哭泣與奔跑,幾乎是人所擁有的最為直觀、簡單的行為與動作,被劉浩存與張譯在片中反覆演繹,不僅是在那個荒蕪年代裡留下的真實且直接的情感,也是留下一種企圖從時代中掙扎而出的反抗的生命力。
《一秒鐘》的確是一部“關於電影的電影”,但在我眼中,它與對電影本體或者說膠片時代的情懷並沒有太大的關聯。在那個精神貧瘠、人們的娛樂活動是隻能反覆觀看某類電影的年代,“看電影”這件事所謂的“神聖性”本身就帶有枷鎖與禁錮的一面,甚至是“負罪性”,這種罪與聖極端的“二元一體”才是本片所關注的。

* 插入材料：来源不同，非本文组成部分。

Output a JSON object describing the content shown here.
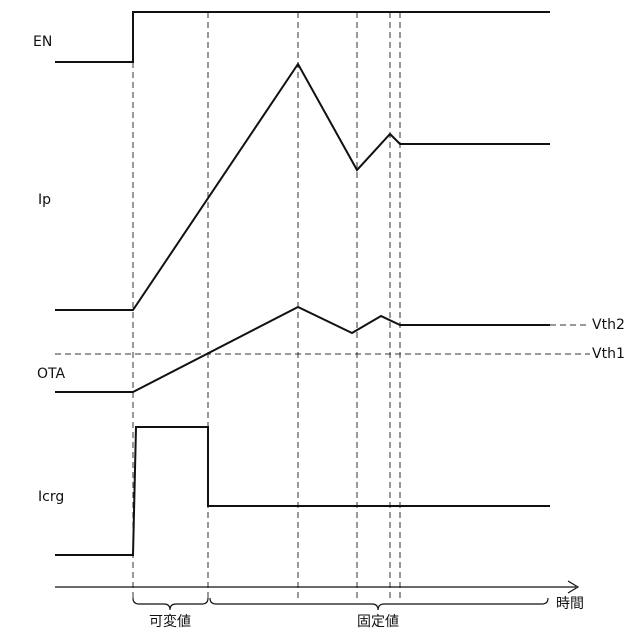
{
  "signals": [
    {
      "label": "EN"
    },
    {
      "label": "Ip"
    },
    {
      "label": "OTA"
    },
    {
      "label": "Icrg"
    }
  ],
  "thresholds": [
    {
      "label": "Vth2"
    },
    {
      "label": "Vth1"
    }
  ],
  "axis": {
    "label": "時間"
  },
  "periods": [
    {
      "label": "可変値"
    },
    {
      "label": "固定値"
    }
  ]
}
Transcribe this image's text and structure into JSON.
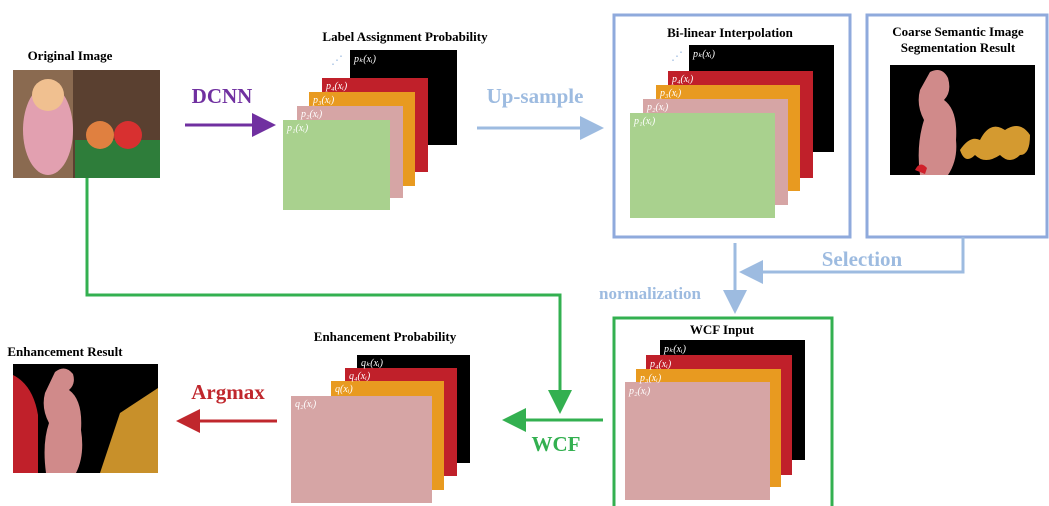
{
  "original_image": {
    "title": "Original Image"
  },
  "steps": {
    "dcnn": "DCNN",
    "upsample": "Up-sample",
    "selection": "Selection",
    "normalization": "normalization",
    "wcf": "WCF",
    "argmax": "Argmax"
  },
  "label_assignment": {
    "title": "Label Assignment Probability",
    "layers": [
      "pₖ(xᵢ)",
      "p₄(xᵢ)",
      "p₃(xᵢ)",
      "p₂(xᵢ)",
      "p₁(xᵢ)"
    ]
  },
  "bilinear": {
    "title": "Bi-linear Interpolation",
    "layers": [
      "pₖ(xᵢ)",
      "p₄(xᵢ)",
      "p₃(xᵢ)",
      "p₂(xᵢ)",
      "p₁(xᵢ)"
    ]
  },
  "coarse": {
    "title_lines": [
      "Coarse Semantic Image",
      "Segmentation Result"
    ]
  },
  "wcf_input": {
    "title": "WCF Input",
    "layers": [
      "pₖ(xᵢ)",
      "p₄(xᵢ)",
      "p₃(xᵢ)",
      "p₂(xᵢ)"
    ]
  },
  "enhancement_probability": {
    "title": "Enhancement Probability",
    "layers": [
      "qₖ(xᵢ)",
      "q₄(xᵢ)",
      "q(xᵢ)",
      "q₂(xᵢ)"
    ]
  },
  "enhancement_result": {
    "title": "Enhancement Result"
  }
}
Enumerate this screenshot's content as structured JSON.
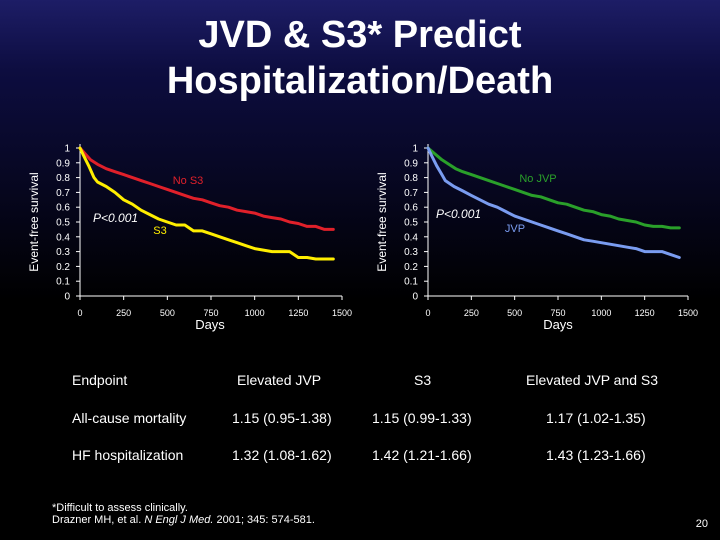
{
  "slide": {
    "title_line1": "JVD & S3* Predict",
    "title_line2": "Hospitalization/Death",
    "page_number": "20"
  },
  "chart_data": [
    {
      "type": "line",
      "ylabel": "Event-free survival",
      "xlabel": "Days",
      "x_ticks": [
        "0",
        "250",
        "500",
        "750",
        "1000",
        "1250",
        "1500"
      ],
      "y_ticks": [
        "0",
        "0.1",
        "0.2",
        "0.3",
        "0.4",
        "0.5",
        "0.6",
        "0.7",
        "0.8",
        "0.9",
        "1"
      ],
      "xlim": [
        0,
        1500
      ],
      "ylim": [
        0,
        1
      ],
      "p_value_label": "P<0.001",
      "series": [
        {
          "name": "No S3",
          "color": "#e0202a",
          "x": [
            0,
            30,
            60,
            100,
            150,
            200,
            250,
            300,
            350,
            400,
            450,
            500,
            550,
            600,
            650,
            700,
            750,
            800,
            850,
            900,
            950,
            1000,
            1050,
            1100,
            1150,
            1200,
            1250,
            1300,
            1350,
            1400,
            1450
          ],
          "y": [
            1.0,
            0.96,
            0.92,
            0.89,
            0.86,
            0.84,
            0.82,
            0.8,
            0.78,
            0.76,
            0.74,
            0.72,
            0.7,
            0.68,
            0.66,
            0.65,
            0.63,
            0.61,
            0.6,
            0.58,
            0.57,
            0.56,
            0.54,
            0.53,
            0.52,
            0.5,
            0.49,
            0.47,
            0.47,
            0.45,
            0.45
          ]
        },
        {
          "name": "S3",
          "color": "#ffee00",
          "x": [
            0,
            20,
            50,
            80,
            100,
            150,
            200,
            250,
            300,
            350,
            400,
            450,
            500,
            550,
            600,
            650,
            700,
            750,
            800,
            850,
            900,
            950,
            1000,
            1050,
            1100,
            1150,
            1200,
            1250,
            1300,
            1350,
            1400,
            1450
          ],
          "y": [
            1.0,
            0.95,
            0.88,
            0.8,
            0.77,
            0.74,
            0.7,
            0.65,
            0.62,
            0.58,
            0.55,
            0.52,
            0.5,
            0.48,
            0.48,
            0.44,
            0.44,
            0.42,
            0.4,
            0.38,
            0.36,
            0.34,
            0.32,
            0.31,
            0.3,
            0.3,
            0.3,
            0.26,
            0.26,
            0.25,
            0.25,
            0.25
          ]
        }
      ]
    },
    {
      "type": "line",
      "ylabel": "Event-free survival",
      "xlabel": "Days",
      "x_ticks": [
        "0",
        "250",
        "500",
        "750",
        "1000",
        "1250",
        "1500"
      ],
      "y_ticks": [
        "0",
        "0.1",
        "0.2",
        "0.3",
        "0.4",
        "0.5",
        "0.6",
        "0.7",
        "0.8",
        "0.9",
        "1"
      ],
      "xlim": [
        0,
        1500
      ],
      "ylim": [
        0,
        1
      ],
      "p_value_label": "P<0.001",
      "series": [
        {
          "name": "No JVP",
          "color": "#2aa02a",
          "x": [
            0,
            40,
            80,
            120,
            160,
            200,
            250,
            300,
            350,
            400,
            450,
            500,
            550,
            600,
            650,
            700,
            750,
            800,
            850,
            900,
            950,
            1000,
            1050,
            1100,
            1150,
            1200,
            1250,
            1300,
            1350,
            1400,
            1450
          ],
          "y": [
            1.0,
            0.96,
            0.92,
            0.89,
            0.86,
            0.84,
            0.82,
            0.8,
            0.78,
            0.76,
            0.74,
            0.72,
            0.7,
            0.68,
            0.67,
            0.65,
            0.63,
            0.62,
            0.6,
            0.58,
            0.57,
            0.55,
            0.54,
            0.52,
            0.51,
            0.5,
            0.48,
            0.47,
            0.47,
            0.46,
            0.46
          ]
        },
        {
          "name": "JVP",
          "color": "#7a9cf0",
          "x": [
            0,
            20,
            50,
            80,
            100,
            150,
            200,
            250,
            300,
            350,
            400,
            450,
            500,
            550,
            600,
            650,
            700,
            750,
            800,
            850,
            900,
            950,
            1000,
            1050,
            1100,
            1150,
            1200,
            1250,
            1300,
            1350,
            1400,
            1450
          ],
          "y": [
            1.0,
            0.95,
            0.88,
            0.82,
            0.78,
            0.74,
            0.71,
            0.68,
            0.65,
            0.62,
            0.6,
            0.57,
            0.54,
            0.52,
            0.5,
            0.48,
            0.46,
            0.44,
            0.42,
            0.4,
            0.38,
            0.37,
            0.36,
            0.35,
            0.34,
            0.33,
            0.32,
            0.3,
            0.3,
            0.3,
            0.28,
            0.26
          ]
        }
      ]
    }
  ],
  "table": {
    "headers": [
      "Endpoint",
      "Elevated JVP",
      "S3",
      "Elevated JVP and S3"
    ],
    "rows": [
      [
        "All-cause mortality",
        "1.15 (0.95-1.38)",
        "1.15 (0.99-1.33)",
        "1.17 (1.02-1.35)"
      ],
      [
        "HF hospitalization",
        "1.32 (1.08-1.62)",
        "1.42 (1.21-1.66)",
        "1.43 (1.23-1.66)"
      ]
    ]
  },
  "footnote": {
    "line1": "*Difficult to assess clinically.",
    "citation_authors": "Drazner MH, et al.",
    "citation_journal": "N Engl J Med.",
    "citation_rest": "2001; 345: 574-581."
  }
}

片中使用《英雄兒女》的方式揭示了這一點。《英雄兒女》是一部展示文工宣傳如何“自上而下樹典型”營造集體狂熱的電影,它在放映時,銀幕內、外的狂熱被混為一體,在群體大合唱裡顯現了時代的荒謬與殘酷。張九聲與劉閨女被捆縛著看王芳認父一幕的極度恐怖感在於,“錯位親情”是兩部電影的同一道迴路:銀幕前打人後的自衛隊們看著電影裡的“血脈”,產生宛如被愚弄般的感動,這也從側面說明了群體的暴力是被時代所賦予的,而藝術在其中“共謀”。
另一方面,在《一秒鐘》中還可觀的,也在於電影是如何承載世間的情感,電影是如何在人與人的相遇別離裡被催化、啟動。就此而言,《一秒鐘》確實稱得上張藝謀自新世紀20年來的電影中,最值得被銘記的作品。
《熱帶雨》
一方面,《熱帶雨》完全可以當作《爸媽不在家》的續集;但與此同時,它的主線和核心則高度相仿於《男人四十》。陳哲藝仍舊透過圓潤的劇作,設計出人物在社會環境下所面臨的自身道德困境,同時擁有淋漓複雜、有痛感又出奇乾淨的情感。
幾次“只聞其聲”的哭、供以喘息的車內限制空間、兩種都以“表演”呈現的武術、寫在手臂的“幫”字、紅墨水暈掉的“學生與老師”、用紅塑膠袋裝的馬來西亞榴蓮,乃至於每句臺詞中每個位元組的語言選擇,這些零碎的細節全部都牢牢組裝在一起,幾無破綻。
《幻愛》
今年最振奮人心的華語愛情電影。影片講述了一位精神分裂症病患李志樂與學生醫師葉嵐之間被幻覺纏繞的禁忌愛情。在“疑幻似真”的概念下,電影不僅是對人物進行榮格式的精神分析,越往強調戲劇衝突的後半程發展,就越能體會到它致敬的核心是《迷魂記》——人類之愛的幻覺困境,情感的真與假與感官的真與假糾纏在一起難解難分,所謂的“問世間情為何物”。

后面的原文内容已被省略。